More important than those savings, though, is the competitive advantage that Bishop said the company expects to derive from the architecture.

“The principal objective [of the SOA project] is reduced time to market for new products,” said Bishop.

Several times during his presentation, Bishop returned to his main theme: SOA must be married to business processes if it is to deliver on the promise of a service oriented enterprise.

He said the bulk of significant benefits will be felt in 2008, when “we will be in a position to help the business differentiate itself through our IT platform.”

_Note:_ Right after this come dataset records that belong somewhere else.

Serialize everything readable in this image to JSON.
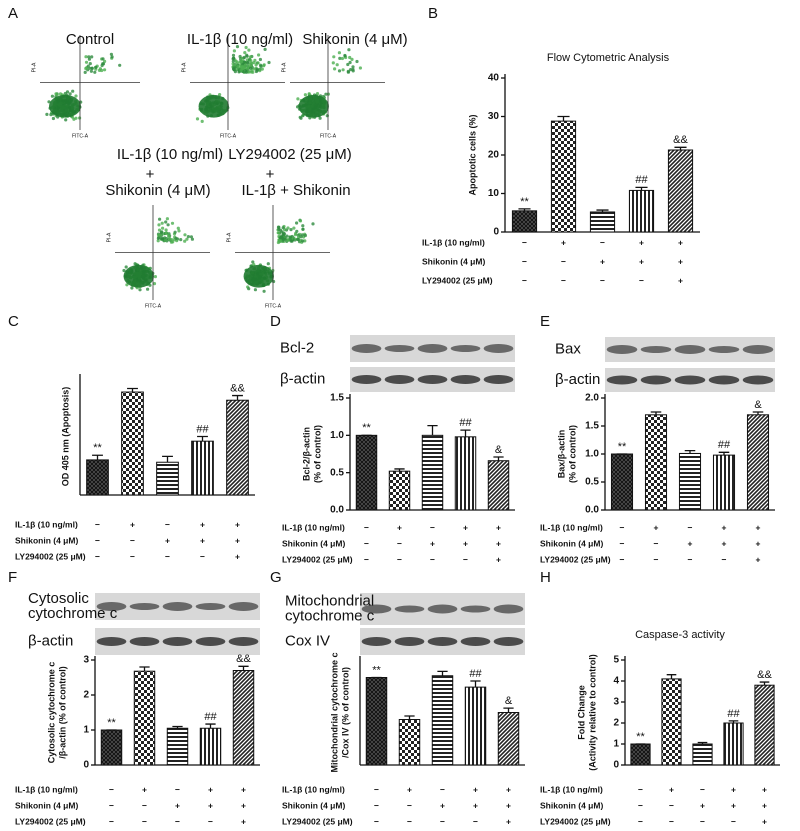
{
  "flow_cytometry": {
    "panel": "A",
    "x_label": "FITC-A",
    "y_label": "PI-A",
    "texts": [
      "Control",
      "IL-1β (10 ng/ml)",
      "Shikonin (4 μM)",
      "IL-1β (10 ng/ml)",
      "LY294002 (25 μM)",
      "+",
      "+",
      "Shikonin (4 μM)",
      "IL-1β + Shikonin"
    ]
  },
  "chart_data": [
    {
      "type": "bar",
      "panel": "B",
      "title": "Flow Cytometric Analysis",
      "ylabel": [
        "Apoptotic cells (%)"
      ],
      "values": [
        5.5,
        28.8,
        5.2,
        10.8,
        21.3
      ],
      "errors": [
        0.5,
        1.2,
        0.5,
        0.8,
        0.7
      ],
      "annotations": [
        "**",
        null,
        null,
        "##",
        "&&"
      ],
      "ylim": [
        0,
        40
      ],
      "yticks": [
        0,
        10,
        20,
        30,
        40
      ],
      "treatments": [
        {
          "label": "IL-1β (10 ng/ml)",
          "signs": [
            "−",
            "+",
            "−",
            "+",
            "+"
          ]
        },
        {
          "label": "Shikonin (4 μM)",
          "signs": [
            "−",
            "−",
            "+",
            "+",
            "+"
          ]
        },
        {
          "label": "LY294002 (25 μM)",
          "signs": [
            "−",
            "−",
            "−",
            "−",
            "+"
          ]
        }
      ]
    },
    {
      "type": "bar",
      "panel": "C",
      "ylabel": [
        "OD 405 nm (Apoptosis)"
      ],
      "values": [
        0.3,
        0.88,
        0.28,
        0.46,
        0.81
      ],
      "errors": [
        0.04,
        0.03,
        0.05,
        0.04,
        0.04
      ],
      "annotations": [
        "**",
        null,
        null,
        "##",
        "&&"
      ],
      "ylim": [
        0,
        1
      ],
      "treatments": [
        {
          "label": "IL-1β (10 ng/ml)",
          "signs": [
            "−",
            "+",
            "−",
            "+",
            "+"
          ]
        },
        {
          "label": "Shikonin (4 μM)",
          "signs": [
            "−",
            "−",
            "+",
            "+",
            "+"
          ]
        },
        {
          "label": "LY294002 (25 μM)",
          "signs": [
            "−",
            "−",
            "−",
            "−",
            "+"
          ]
        }
      ]
    },
    {
      "type": "bar",
      "panel": "D",
      "blot_labels": [
        [
          "Bcl-2"
        ],
        [
          "β-actin"
        ]
      ],
      "ylabel": [
        "Bcl-2/β-actin",
        "(% of control)"
      ],
      "values": [
        1.0,
        0.52,
        1.0,
        0.98,
        0.66
      ],
      "errors": [
        0,
        0.03,
        0.13,
        0.09,
        0.05
      ],
      "annotations": [
        "**",
        null,
        null,
        "##",
        "&"
      ],
      "ylim": [
        0,
        1.5
      ],
      "yticks": [
        {
          "value": 0,
          "label": "0.0"
        },
        {
          "value": 0.5,
          "label": "0.5"
        },
        {
          "value": 1,
          "label": "1.0"
        },
        {
          "value": 1.5,
          "label": "1.5"
        }
      ],
      "treatments": [
        {
          "label": "IL-1β (10 ng/ml)",
          "signs": [
            "−",
            "+",
            "−",
            "+",
            "+"
          ]
        },
        {
          "label": "Shikonin (4 μM)",
          "signs": [
            "−",
            "−",
            "+",
            "+",
            "+"
          ]
        },
        {
          "label": "LY294002 (25 μM)",
          "signs": [
            "−",
            "−",
            "−",
            "−",
            "+"
          ]
        }
      ]
    },
    {
      "type": "bar",
      "panel": "E",
      "blot_labels": [
        [
          "Bax"
        ],
        [
          "β-actin"
        ]
      ],
      "ylabel": [
        "Bax/β-actin",
        "(% of control)"
      ],
      "values": [
        1.0,
        1.7,
        1.01,
        0.98,
        1.7
      ],
      "errors": [
        0,
        0.05,
        0.05,
        0.05,
        0.05
      ],
      "annotations": [
        "**",
        null,
        null,
        "##",
        "&"
      ],
      "ylim": [
        0,
        2
      ],
      "yticks": [
        {
          "value": 0,
          "label": "0.0"
        },
        {
          "value": 0.5,
          "label": "0.5"
        },
        {
          "value": 1,
          "label": "1.0"
        },
        {
          "value": 1.5,
          "label": "1.5"
        },
        {
          "value": 2,
          "label": "2.0"
        }
      ],
      "treatments": [
        {
          "label": "IL-1β (10 ng/ml)",
          "signs": [
            "−",
            "+",
            "−",
            "+",
            "+"
          ]
        },
        {
          "label": "Shikonin (4 μM)",
          "signs": [
            "−",
            "−",
            "+",
            "+",
            "+"
          ]
        },
        {
          "label": "LY294002 (25 μM)",
          "signs": [
            "−",
            "−",
            "−",
            "−",
            "+"
          ]
        }
      ]
    },
    {
      "type": "bar",
      "panel": "F",
      "blot_labels": [
        [
          "Cytosolic",
          "cytochrome c"
        ],
        [
          "β-actin"
        ]
      ],
      "ylabel": [
        "Cytosolic cytochrome c",
        "/β-actin (% of control)"
      ],
      "values": [
        1.0,
        2.68,
        1.05,
        1.05,
        2.7
      ],
      "errors": [
        0,
        0.12,
        0.05,
        0.12,
        0.12
      ],
      "annotations": [
        "**",
        null,
        null,
        "##",
        "&&"
      ],
      "ylim": [
        0,
        3
      ],
      "yticks": [
        0,
        1,
        2,
        3
      ],
      "treatments": [
        {
          "label": "IL-1β (10 ng/ml)",
          "signs": [
            "−",
            "+",
            "−",
            "+",
            "+"
          ]
        },
        {
          "label": "Shikonin (4 μM)",
          "signs": [
            "−",
            "−",
            "+",
            "+",
            "+"
          ]
        },
        {
          "label": "LY294002 (25 μM)",
          "signs": [
            "−",
            "−",
            "−",
            "−",
            "+"
          ]
        }
      ]
    },
    {
      "type": "bar",
      "panel": "G",
      "blot_labels": [
        [
          "Mitochondrial",
          "cytochrome c"
        ],
        [
          "Cox IV"
        ]
      ],
      "ylabel": [
        "Mitochondrial cytochrome c",
        "/Cox IV (% of control)"
      ],
      "values": [
        1.0,
        0.52,
        1.02,
        0.89,
        0.6
      ],
      "errors": [
        0,
        0.04,
        0.05,
        0.07,
        0.05
      ],
      "annotations": [
        "**",
        null,
        null,
        "##",
        "&"
      ],
      "ylim": [
        0,
        1.2
      ],
      "treatments": [
        {
          "label": "IL-1β (10 ng/ml)",
          "signs": [
            "−",
            "+",
            "−",
            "+",
            "+"
          ]
        },
        {
          "label": "Shikonin (4 μM)",
          "signs": [
            "−",
            "−",
            "+",
            "+",
            "+"
          ]
        },
        {
          "label": "LY294002 (25 μM)",
          "signs": [
            "−",
            "−",
            "−",
            "−",
            "+"
          ]
        }
      ]
    },
    {
      "type": "bar",
      "panel": "H",
      "title": "Caspase-3 activity",
      "ylabel": [
        "Fold Change",
        "(Activity relative to control)"
      ],
      "values": [
        1.0,
        4.1,
        1.0,
        2.0,
        3.8
      ],
      "errors": [
        0,
        0.2,
        0.07,
        0.1,
        0.15
      ],
      "annotations": [
        "**",
        null,
        null,
        "##",
        "&&"
      ],
      "ylim": [
        0,
        5
      ],
      "yticks": [
        0,
        1,
        2,
        3,
        4,
        5
      ],
      "treatments": [
        {
          "label": "IL-1β (10 ng/ml)",
          "signs": [
            "−",
            "+",
            "−",
            "+",
            "+"
          ]
        },
        {
          "label": "Shikonin (4 μM)",
          "signs": [
            "−",
            "−",
            "+",
            "+",
            "+"
          ]
        },
        {
          "label": "LY294002 (25 μM)",
          "signs": [
            "−",
            "−",
            "−",
            "−",
            "+"
          ]
        }
      ]
    }
  ]
}
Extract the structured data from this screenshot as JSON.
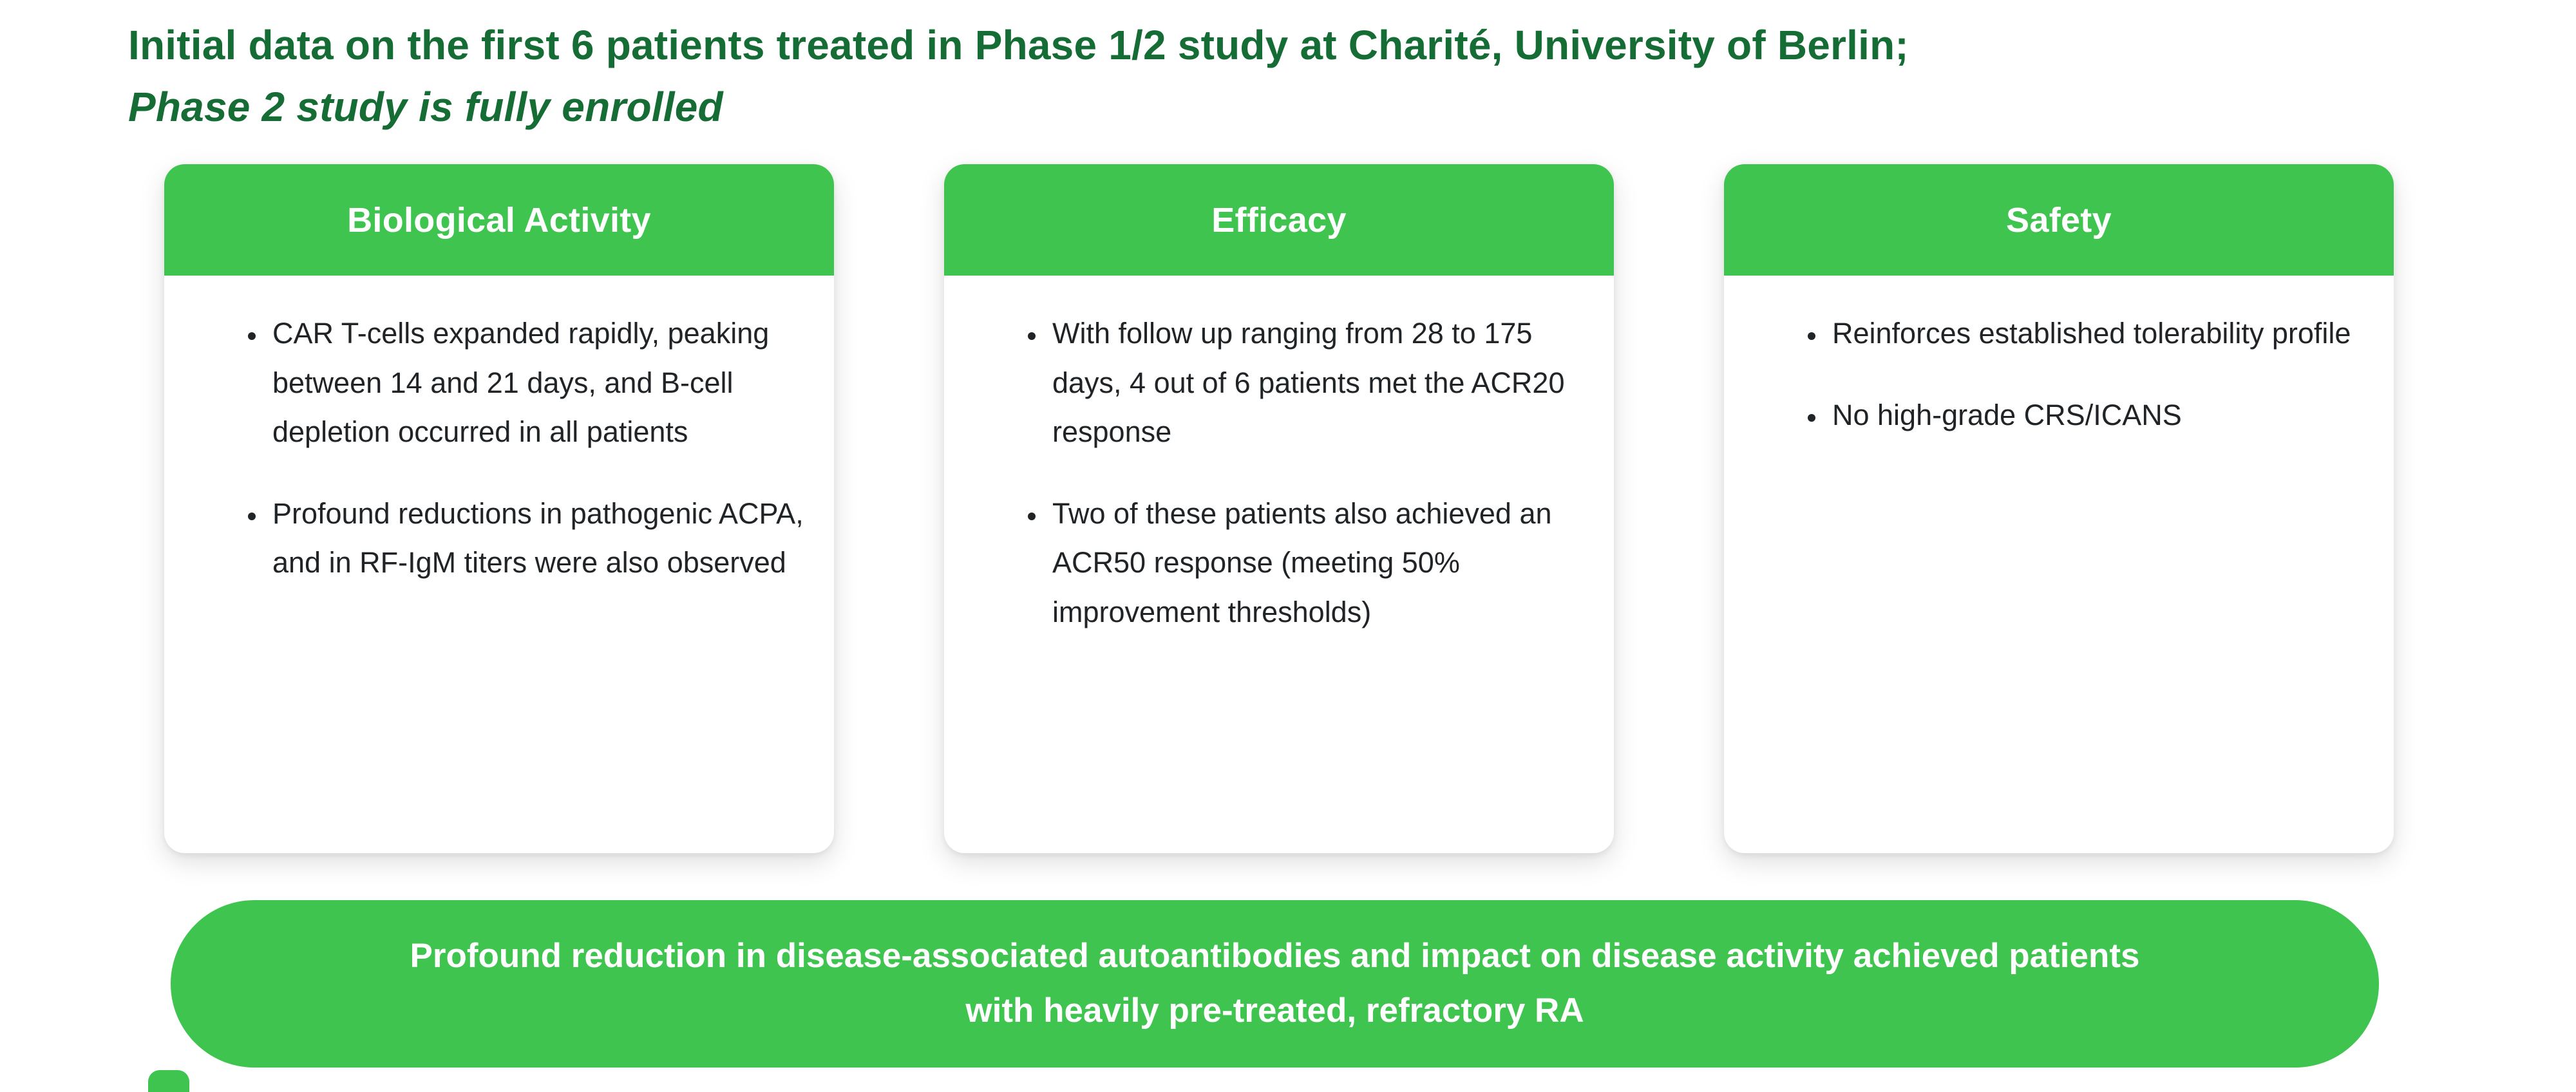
{
  "title": {
    "line1": "Initial data on the first 6 patients treated in Phase 1/2 study at Charité, University of Berlin;",
    "line2": "Phase 2 study is fully enrolled"
  },
  "cards": [
    {
      "header": "Biological Activity",
      "bullets": [
        "CAR T-cells expanded rapidly, peaking between 14 and 21 days, and B-cell depletion occurred in all patients",
        "Profound reductions in pathogenic ACPA, and in RF-IgM titers were also observed"
      ]
    },
    {
      "header": "Efficacy",
      "bullets": [
        "With follow up ranging from 28 to 175 days, 4 out of 6 patients met the ACR20 response",
        "Two of these patients also achieved an ACR50 response (meeting 50% improvement thresholds)"
      ]
    },
    {
      "header": "Safety",
      "bullets": [
        "Reinforces established tolerability profile",
        "No high-grade CRS/ICANS"
      ]
    }
  ],
  "banner": {
    "text": "Profound reduction in disease-associated autoantibodies and impact on disease activity achieved patients with heavily pre-treated, refractory RA"
  },
  "colors": {
    "accent_green": "#3FC44F",
    "title_green": "#156C35",
    "text_dark": "#212427"
  }
}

Bishop has certainly been given the means to accomplish those ends. His organization has been able to double its IT staff, adding 400 new employees over the past 18 months. In addition to an annual operating budget of between $250 million and $300 million, Bishop has another $100 million to spend on developing Wachovia’s SOA.

To put this in some kind of perspective, consider that the average budget dedicated to SOA among companies surveyed by software vendor BEA Systems and IDG Research is $2.1 million, according to Bruce Graham, senior vice president and SOA Practice Lead at BEA Systems.

Of course, Wachovia is not a typical organization. It is the fourth largest universal bank in the U.S. and the country’s number six investment bank.

Bishop outlined an implementation schedule that goes from an overarching view of the organization and its goals for the development of a service-oriented architecture, to the step-by-step development of services along the way. One critical component of this development is a process for cataloging services as they are developed so that they can be easily found and reused.

Another part, it appears, is offering developers tried-and-true incentives: cash bonuses.